Minnesota is selling the rights to mine peat out of protected wetlands and state-owned forests for as little as $11.85 an acre, even as taxpayers spend up to 250 times that amount to restore previously degraded peatlands.
Taxpayers could spend up to $3,000 an acre on peatland restoration as state and federal agencies begin ambitious reclamation projects next year. The Environmental Protection Agency recently gave Minnesota $20 million to restore up to 10,000 acres of the bogs that form peat, because of their unique importance to rare wildlife, water quality and, most of all, greenhouse gas emissions.
State lawmakers also set aside $9 million to restore several thousand acres of peat.

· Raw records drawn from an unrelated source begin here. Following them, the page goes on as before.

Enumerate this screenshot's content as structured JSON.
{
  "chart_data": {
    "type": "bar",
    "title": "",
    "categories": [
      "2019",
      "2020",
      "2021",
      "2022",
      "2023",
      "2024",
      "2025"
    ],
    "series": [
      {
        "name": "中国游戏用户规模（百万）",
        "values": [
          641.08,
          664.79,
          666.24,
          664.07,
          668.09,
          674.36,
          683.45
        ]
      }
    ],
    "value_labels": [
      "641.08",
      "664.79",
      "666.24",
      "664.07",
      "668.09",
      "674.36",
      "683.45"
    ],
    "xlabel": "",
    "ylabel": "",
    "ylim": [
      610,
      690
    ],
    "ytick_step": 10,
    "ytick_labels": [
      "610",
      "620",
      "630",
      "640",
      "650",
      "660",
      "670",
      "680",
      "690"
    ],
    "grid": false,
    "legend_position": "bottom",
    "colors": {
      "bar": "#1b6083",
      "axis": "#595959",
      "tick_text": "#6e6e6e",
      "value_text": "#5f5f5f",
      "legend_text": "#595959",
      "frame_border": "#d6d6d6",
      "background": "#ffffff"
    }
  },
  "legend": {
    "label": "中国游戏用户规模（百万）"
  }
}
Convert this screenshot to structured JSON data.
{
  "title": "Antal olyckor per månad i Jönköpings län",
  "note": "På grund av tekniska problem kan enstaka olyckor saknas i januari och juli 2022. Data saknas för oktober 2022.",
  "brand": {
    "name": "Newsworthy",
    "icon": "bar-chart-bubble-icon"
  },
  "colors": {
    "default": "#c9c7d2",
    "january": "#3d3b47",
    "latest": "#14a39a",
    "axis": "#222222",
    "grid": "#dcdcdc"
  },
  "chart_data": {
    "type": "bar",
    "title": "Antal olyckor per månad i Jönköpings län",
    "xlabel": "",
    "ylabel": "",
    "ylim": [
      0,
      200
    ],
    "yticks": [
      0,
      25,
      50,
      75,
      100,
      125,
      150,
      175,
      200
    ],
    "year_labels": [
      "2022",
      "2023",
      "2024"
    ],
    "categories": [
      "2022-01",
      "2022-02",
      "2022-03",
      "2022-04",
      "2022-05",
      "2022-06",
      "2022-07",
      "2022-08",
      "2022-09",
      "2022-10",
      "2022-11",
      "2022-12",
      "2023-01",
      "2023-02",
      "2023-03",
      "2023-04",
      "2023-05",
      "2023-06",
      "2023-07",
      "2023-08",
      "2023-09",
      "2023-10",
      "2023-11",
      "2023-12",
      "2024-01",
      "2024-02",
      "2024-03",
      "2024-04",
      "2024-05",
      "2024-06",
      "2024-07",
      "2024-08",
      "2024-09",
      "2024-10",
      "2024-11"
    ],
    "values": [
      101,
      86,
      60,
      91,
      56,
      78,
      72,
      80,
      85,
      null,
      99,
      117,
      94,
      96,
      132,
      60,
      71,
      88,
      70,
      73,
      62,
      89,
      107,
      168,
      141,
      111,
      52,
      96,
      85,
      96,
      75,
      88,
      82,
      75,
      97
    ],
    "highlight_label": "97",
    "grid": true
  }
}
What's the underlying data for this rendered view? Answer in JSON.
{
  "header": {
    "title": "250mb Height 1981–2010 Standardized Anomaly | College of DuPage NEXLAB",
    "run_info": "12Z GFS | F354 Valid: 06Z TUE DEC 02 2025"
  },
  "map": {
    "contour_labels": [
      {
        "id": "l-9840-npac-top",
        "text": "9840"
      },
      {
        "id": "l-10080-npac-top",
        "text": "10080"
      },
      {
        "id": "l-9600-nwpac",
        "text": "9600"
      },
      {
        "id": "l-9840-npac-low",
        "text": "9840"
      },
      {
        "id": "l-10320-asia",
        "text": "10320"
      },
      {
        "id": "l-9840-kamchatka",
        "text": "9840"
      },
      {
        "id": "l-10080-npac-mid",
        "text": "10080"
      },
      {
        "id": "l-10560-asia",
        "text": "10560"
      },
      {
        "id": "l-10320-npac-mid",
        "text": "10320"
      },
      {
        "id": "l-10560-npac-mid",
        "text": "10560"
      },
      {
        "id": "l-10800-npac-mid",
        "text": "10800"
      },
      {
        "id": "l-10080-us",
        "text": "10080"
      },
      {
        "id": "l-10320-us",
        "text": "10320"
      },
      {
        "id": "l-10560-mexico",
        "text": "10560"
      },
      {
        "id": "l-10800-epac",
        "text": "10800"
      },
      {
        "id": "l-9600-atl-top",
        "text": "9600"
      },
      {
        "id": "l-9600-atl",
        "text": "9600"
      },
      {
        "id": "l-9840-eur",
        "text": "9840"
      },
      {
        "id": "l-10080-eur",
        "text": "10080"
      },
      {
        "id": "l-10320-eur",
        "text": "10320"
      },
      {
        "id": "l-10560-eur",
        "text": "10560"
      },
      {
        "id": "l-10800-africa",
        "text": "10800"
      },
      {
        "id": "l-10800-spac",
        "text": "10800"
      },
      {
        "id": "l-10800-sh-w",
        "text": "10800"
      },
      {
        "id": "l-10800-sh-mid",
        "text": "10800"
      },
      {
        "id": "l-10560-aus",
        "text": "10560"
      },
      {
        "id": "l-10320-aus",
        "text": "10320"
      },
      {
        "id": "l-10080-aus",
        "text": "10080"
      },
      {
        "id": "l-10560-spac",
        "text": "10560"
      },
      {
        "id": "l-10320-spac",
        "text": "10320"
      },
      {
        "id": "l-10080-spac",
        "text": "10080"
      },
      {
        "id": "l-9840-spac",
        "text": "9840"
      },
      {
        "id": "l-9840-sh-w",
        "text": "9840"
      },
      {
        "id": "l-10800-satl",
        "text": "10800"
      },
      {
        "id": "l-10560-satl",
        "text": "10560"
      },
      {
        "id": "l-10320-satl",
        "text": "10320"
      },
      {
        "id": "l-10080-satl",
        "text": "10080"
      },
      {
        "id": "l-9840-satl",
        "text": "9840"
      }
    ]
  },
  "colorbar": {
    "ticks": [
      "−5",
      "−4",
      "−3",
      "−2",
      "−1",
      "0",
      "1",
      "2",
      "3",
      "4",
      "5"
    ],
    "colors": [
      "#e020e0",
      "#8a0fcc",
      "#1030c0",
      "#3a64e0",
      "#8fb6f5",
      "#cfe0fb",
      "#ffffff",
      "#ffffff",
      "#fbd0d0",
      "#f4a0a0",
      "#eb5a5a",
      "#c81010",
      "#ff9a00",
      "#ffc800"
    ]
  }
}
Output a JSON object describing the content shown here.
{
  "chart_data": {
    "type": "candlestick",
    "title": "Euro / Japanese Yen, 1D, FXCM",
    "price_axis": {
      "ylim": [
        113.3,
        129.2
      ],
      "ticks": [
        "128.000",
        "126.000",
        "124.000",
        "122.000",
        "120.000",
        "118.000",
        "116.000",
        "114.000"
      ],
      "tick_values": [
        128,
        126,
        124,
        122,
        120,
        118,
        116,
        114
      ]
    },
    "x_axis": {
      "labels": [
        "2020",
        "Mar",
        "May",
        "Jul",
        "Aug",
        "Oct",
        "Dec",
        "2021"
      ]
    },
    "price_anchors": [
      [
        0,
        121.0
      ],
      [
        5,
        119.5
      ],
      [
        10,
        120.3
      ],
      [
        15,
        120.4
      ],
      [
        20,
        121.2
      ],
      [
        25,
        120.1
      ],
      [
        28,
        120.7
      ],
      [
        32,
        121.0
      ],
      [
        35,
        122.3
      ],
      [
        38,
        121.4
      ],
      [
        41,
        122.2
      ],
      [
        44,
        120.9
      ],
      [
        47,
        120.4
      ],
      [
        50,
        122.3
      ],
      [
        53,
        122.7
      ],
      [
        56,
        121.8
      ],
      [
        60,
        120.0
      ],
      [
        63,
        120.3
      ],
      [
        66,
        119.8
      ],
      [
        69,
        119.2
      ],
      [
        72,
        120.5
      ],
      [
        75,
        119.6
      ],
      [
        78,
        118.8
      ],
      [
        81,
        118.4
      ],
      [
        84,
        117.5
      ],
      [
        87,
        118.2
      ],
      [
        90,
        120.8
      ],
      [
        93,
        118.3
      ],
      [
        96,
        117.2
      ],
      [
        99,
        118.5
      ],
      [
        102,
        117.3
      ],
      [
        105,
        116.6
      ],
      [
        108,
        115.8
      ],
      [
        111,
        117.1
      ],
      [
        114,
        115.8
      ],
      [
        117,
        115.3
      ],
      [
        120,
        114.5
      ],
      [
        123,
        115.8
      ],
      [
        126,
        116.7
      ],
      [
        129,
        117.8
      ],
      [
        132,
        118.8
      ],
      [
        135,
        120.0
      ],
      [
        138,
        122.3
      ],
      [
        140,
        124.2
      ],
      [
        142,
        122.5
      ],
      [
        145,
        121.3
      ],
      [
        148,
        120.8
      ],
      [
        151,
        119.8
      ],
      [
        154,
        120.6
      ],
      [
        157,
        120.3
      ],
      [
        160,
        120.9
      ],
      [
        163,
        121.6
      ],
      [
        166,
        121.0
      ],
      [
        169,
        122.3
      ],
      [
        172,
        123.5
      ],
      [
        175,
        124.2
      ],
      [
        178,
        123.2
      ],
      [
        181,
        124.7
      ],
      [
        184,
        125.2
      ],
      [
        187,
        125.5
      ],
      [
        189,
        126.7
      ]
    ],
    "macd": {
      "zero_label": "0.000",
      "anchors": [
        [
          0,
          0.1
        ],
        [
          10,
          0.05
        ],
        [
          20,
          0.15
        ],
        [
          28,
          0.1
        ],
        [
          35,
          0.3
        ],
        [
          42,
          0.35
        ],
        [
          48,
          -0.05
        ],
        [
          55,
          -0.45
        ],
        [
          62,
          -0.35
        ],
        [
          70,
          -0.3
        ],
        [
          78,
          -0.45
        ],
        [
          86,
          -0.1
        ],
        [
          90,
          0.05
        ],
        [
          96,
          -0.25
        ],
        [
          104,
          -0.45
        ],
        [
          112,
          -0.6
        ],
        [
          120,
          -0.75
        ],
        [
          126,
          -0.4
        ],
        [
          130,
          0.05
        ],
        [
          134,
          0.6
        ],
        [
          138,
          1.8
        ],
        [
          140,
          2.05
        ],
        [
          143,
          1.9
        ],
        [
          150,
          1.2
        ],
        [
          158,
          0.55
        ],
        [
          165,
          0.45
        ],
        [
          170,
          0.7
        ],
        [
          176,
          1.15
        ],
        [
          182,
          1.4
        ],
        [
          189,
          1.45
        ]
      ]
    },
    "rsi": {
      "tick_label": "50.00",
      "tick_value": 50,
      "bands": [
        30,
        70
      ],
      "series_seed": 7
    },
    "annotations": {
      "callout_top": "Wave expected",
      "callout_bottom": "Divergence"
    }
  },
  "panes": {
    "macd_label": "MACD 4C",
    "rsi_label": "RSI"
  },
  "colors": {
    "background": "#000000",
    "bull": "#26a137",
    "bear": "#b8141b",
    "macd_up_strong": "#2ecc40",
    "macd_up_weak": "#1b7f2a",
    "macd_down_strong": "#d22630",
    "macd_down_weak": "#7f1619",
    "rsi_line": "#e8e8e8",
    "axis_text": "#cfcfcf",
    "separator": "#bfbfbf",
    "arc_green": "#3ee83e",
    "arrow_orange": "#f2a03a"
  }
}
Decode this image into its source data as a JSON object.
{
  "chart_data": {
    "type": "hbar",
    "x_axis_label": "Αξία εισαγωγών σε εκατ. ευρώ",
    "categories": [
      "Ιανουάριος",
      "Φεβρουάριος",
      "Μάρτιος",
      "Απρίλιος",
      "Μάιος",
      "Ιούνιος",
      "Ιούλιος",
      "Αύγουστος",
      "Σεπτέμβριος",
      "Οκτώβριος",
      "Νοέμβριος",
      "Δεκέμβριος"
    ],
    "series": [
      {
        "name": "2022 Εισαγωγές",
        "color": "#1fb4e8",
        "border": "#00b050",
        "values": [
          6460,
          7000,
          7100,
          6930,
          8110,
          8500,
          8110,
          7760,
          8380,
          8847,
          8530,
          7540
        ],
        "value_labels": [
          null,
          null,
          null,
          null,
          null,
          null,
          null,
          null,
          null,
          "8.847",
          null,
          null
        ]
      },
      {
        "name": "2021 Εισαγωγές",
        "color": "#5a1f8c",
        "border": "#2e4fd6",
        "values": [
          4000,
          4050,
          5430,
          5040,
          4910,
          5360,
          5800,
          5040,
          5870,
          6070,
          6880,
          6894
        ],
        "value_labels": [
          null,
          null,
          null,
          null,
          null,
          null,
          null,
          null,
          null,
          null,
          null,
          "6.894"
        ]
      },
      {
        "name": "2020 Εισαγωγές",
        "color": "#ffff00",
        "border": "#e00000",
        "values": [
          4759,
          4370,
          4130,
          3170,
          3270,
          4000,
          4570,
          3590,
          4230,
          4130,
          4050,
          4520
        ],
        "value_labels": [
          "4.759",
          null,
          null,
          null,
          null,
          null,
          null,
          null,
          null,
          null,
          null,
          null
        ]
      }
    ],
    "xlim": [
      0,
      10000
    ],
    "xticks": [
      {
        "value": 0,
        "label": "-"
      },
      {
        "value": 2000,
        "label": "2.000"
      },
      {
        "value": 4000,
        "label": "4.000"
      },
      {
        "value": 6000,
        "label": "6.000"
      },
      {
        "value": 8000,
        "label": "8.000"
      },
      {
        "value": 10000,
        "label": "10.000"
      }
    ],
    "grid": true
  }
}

The same agency that will help lead the restoration work, the Minnesota Department of Natural Resources, is selling the right to mine peat on 8,194 acres of public lands for a total of $127,604 a year. Many of the peat mines are on state School Trust Lands, where the DNR is required by state law to “secure the maximum long-term economic return ... with sound natural resource conservation and management principles.” The money raised from those lands is split among public school districts and charter schools across the state.
Chris Lenhart, a professor and wetlands restoration expert at the University of Minnesota, laughed when told what the state charged for its peat mining rights: “That is a mismatch, for sure.”
Joseph Henderson, director of the DNR’s Lands and Minerals Division, said the agency considers a bigger picture than just the dollars per acre when it negotiates with mining companies.
“We have an incredibly small amount of [peatland] that is commercially viable,” he said. “We listen to the counties, and they want these rural jobs. A lot of these are mom and pop operations with maybe a dozen employees, and they want them in the community.”
Minnesota’s peatlands formed some 10,000 years ago, after the last glaciers receded and plants sprouted in the cold, wet earth left behind. The soil in the bogs and fens was too wet and oxygen-starved for matter to fully decompose. So all the starry-shaped mosses and black spruce trees, the tamaracks and carnivorous yellow flowers that grew up, blossomed and died formed layers of peat — a muck-like mass of all the semi-decomposed organic material built up over millennia.